Lo primero es comprender el trumpismo
Igual que sucedió con el fenómeno Thatcher, para hacerle frente es necesario hacer un diagnóstico acertado de las razones más profundas de su éxito
Para comprender un presente, el nuestro, marcado por la omnipresencia del capitalismo de plataformas y el avance reaccionario, 1979 es un año imprescindible. Fue entonces cuando Margaret Thatcher ganó sus primeras elecciones. En 1979, también, se creó la primera red colaborativa de internet. Son dos hechos en apariencia inconexos, pero enormemente útiles para abordar dos cuestiones esenciales hoy, en pleno advenimiento del trumpismo 2.0: diagnóstico y alternativas; reacción y digitalización. Esto es: la necesidad de caracterizar adecuadamente nuestra época, y la igualmente necesaria tarea de imaginar alternativas.
En 1979 se materializó el ascenso al poder del thatcherismo, un hito electoral que abrió las puertas de un mundo cuyos agónicos retazos habitamos todavía. En un ensayo publicado en esas fechas, titulado El gran espectáculo del giro a la derecha, Stuart Hall se hizo cargo del estado de desorientación en el que se hallaba sumida la izquierda británica ante el primer vendaval neoliberal. Ese texto contenía dos frases que, aunque quizá de Perogrullo, se erigen como guías estratégicas de enorme actualidad: “si queremos ser efectivos, solo puede ser sobre la base de un análisis riguroso de las cosas tal y como son, no como nos gustaría que fueran”. Además, apuntaba Hall, “debemos denunciar las satisfacciones obtenidas al aplicar esquemas analíticos simplificadores a acontecimientos complejos”. El fenómeno Thatcher desbordó las coordenadas políticas hasta el momento imperantes; para hacerle frente era necesario, en primerísimo lugar, comprender las razones más profundas de su éxito.

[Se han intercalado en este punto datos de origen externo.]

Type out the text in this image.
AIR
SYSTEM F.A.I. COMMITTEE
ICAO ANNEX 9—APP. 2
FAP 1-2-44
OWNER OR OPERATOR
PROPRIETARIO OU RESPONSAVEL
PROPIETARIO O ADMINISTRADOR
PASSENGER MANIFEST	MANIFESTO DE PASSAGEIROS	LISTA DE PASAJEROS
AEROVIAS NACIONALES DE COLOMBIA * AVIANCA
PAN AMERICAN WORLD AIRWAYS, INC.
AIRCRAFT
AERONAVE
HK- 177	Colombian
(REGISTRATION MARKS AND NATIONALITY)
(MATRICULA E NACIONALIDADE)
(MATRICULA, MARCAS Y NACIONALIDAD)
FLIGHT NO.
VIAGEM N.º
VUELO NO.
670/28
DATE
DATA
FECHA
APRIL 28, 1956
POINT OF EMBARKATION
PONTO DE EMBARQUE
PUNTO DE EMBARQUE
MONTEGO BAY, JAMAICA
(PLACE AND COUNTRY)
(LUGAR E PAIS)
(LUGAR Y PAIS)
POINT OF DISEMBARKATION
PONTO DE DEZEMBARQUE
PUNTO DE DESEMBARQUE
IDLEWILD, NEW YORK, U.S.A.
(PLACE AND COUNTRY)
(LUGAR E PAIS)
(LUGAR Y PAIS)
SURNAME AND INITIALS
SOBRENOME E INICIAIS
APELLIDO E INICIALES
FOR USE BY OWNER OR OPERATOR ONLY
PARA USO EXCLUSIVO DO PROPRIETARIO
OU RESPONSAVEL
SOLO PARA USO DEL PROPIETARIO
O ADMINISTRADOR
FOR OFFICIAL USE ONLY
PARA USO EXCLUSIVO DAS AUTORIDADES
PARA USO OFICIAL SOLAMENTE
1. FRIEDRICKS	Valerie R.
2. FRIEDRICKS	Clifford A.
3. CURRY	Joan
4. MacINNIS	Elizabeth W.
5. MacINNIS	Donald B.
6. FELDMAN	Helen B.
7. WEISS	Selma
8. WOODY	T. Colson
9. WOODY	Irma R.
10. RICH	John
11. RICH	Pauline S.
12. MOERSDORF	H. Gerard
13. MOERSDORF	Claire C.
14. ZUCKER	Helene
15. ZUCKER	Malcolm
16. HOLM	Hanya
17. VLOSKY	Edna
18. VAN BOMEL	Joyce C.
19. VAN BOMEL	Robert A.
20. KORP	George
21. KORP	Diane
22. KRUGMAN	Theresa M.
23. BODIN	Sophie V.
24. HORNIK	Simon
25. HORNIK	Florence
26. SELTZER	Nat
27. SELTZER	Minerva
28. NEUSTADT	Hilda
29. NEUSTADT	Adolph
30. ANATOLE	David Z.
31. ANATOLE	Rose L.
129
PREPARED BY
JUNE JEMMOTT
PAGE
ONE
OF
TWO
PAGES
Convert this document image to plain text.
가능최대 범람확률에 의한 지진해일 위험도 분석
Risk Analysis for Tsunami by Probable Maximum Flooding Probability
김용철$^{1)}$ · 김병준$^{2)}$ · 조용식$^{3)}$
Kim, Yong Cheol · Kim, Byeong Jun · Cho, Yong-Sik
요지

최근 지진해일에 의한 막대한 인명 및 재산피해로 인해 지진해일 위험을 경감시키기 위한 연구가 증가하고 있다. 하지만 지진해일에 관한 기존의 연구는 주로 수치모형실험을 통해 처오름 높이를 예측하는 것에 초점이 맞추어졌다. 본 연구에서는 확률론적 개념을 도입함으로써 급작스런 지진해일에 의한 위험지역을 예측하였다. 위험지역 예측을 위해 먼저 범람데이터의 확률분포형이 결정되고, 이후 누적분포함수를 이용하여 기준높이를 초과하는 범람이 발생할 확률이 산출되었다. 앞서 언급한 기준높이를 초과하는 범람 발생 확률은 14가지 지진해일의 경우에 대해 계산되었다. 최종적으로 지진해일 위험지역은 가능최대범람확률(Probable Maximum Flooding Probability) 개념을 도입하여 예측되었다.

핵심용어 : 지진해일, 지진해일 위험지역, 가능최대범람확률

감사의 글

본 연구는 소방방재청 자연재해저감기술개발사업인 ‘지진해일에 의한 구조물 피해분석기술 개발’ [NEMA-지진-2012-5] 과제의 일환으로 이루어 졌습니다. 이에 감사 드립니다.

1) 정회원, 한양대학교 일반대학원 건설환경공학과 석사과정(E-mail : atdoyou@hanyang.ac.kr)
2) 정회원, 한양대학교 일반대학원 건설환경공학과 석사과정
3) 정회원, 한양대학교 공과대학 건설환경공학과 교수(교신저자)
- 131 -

Algo similar sucede hoy con el trumpismo, herencia bastarda de la Dama de Hierro. Durante su irrupción abundaron los análisis que hacían hincapié en las fake news y la desinformación. Combatir a Trump era, entonces, desenmascarar la “posverdad” que traía consigo. Poco después, repuntaron las analogías históricas que comparaban el movimiento MAGA con el fascismo de entreguerras. Estos discursos, evocadores en lo retórico, se demostraron políticamente estériles: las llamadas a combatir el fascismo no impidieron su vuelta; la proliferación del fact-checking y su correlato —”dato mata relato”, clamaban por doquier— apenas contribuyó a la resistencia. Nadie dijo que fuera fácil: a mediados del siglo pasado, Theodor Adorno ya alertaba de la “naturaleza intrínsecamente antiteórica” e inaprensible de la reacción.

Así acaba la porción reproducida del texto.